After being friends as undergraduates at the University of Michigan, it took a 20-year reunion to revive an old friendship and to inspire the book “Our Oldest Enemy: A History of America’s Disastrous Relationship with France.”

John J. Miller and Mark Molesky were attending a reunion dinner for The Michigan Review, the campus’ conservative newspaper, and discussing the war in Iraq. At the time, the war had just begun. Soon, they started complaining about France’s opposition to the war and both questioned why France was considered the United States’ oldest friend.

When they returned home, Miller to Northern Virginia and Molesky to Massachusetts, they started researching the history of France’s relationship with the United States.

“We thought we saw more conflict than friendship,” Molesky said. “We realized we had something … and we wanted to put the present situation into context.”

Within a few weeks, Miller and Molesky began work on “Our Oldest Enemy.”

The two authors were in constant contact the year it took to write the book but hardly ever saw each other.

“We saw each other maybe three times and only once was a meeting to discuss the book,” Miller said. “We talked a lot on the phone and e-mailed a ton.”

Molesky, who was then a lecturer at Harvard University, would get books from the campus library and mail them to Miller. Each author would write a chapter and then e-mail it to the other for editing.

“We were always on the same page as far as the argument, but we have very different writing styles,” Molesky said.

The book starts in 1704 with the French massacre of colonists in Deerfield, Mass. Miller and Molesky wrote, “From this blood shed, it is possible to glean the beginnings of an American national identity forged in opposition to the constant threat from New France.”

The book details the next 350 years of the United States’ relationship with France. It follows the two countries’ dealings throughout the Revolutionary War, the Civil War, World War I and II, and the current war in Iraq.

“We can talk about Lafayette and Yorktown, but this idea that it has been 200 years of sweetness is wrong,” Miller said. “It has been 200 years of friction.”

Molesky views the cause of the conflict between the two countries as France’s “hyper-nationalistic sense of their role in the world.”

“France has refused to come to grips with its diminished status as a country whose greatest general was a foreigner, whose greatest warrior was a teenage girl and whose last great military victory came on the plains of Wagram in 1809,” Miller and Molesky wrote in “Our Oldest Enemy.”

France’s opposition to the war in Iraq did not surprise either author, but they were dismayed by the country’s continuing proclamations of friendship with the United States. Miller was shocked the French government said France was friends with the United States at the U.N. Security Council but then showed support for Secretary-General Kofi Annan’s view that the war in Iraq is illegal.

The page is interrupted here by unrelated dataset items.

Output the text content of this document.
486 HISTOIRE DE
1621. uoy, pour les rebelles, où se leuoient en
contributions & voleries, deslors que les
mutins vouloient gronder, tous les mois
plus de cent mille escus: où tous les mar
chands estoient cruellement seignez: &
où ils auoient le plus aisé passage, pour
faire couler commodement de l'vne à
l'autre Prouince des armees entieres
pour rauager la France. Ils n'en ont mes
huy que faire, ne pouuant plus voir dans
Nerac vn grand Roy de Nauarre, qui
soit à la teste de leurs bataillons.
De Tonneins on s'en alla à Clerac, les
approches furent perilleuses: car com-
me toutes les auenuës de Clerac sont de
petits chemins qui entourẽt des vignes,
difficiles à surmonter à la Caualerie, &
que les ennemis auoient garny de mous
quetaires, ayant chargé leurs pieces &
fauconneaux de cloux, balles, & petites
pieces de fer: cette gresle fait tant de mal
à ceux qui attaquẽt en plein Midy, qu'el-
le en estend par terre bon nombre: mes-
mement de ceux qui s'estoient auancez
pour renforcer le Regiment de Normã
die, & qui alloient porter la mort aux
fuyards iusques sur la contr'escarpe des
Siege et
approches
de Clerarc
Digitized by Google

Miller and Molesky do not view the book as an attack on the French.

“We don’t attack French culture as a whole,” Molesky said. “We’re simply telling the history as it is.”

“It is obviously a critical look at the history,” Miller said. “I hope [readers] will realize that the book tells a series of fascinating but little-known stories. … The history of Franco-American relations is much more interesting and complex than is commonly understood.”

In Miller and Molesky’s opinion, this relationship is not likely to change in the future and should be approached with “cautious pessimism.”

“There is little reason to think things will change dramatically,” Miller said. “Europe is important. Relations are worth improving, but don’t hope for too much. … The more things change, the more they stay the same and our leaders need to recognize this.”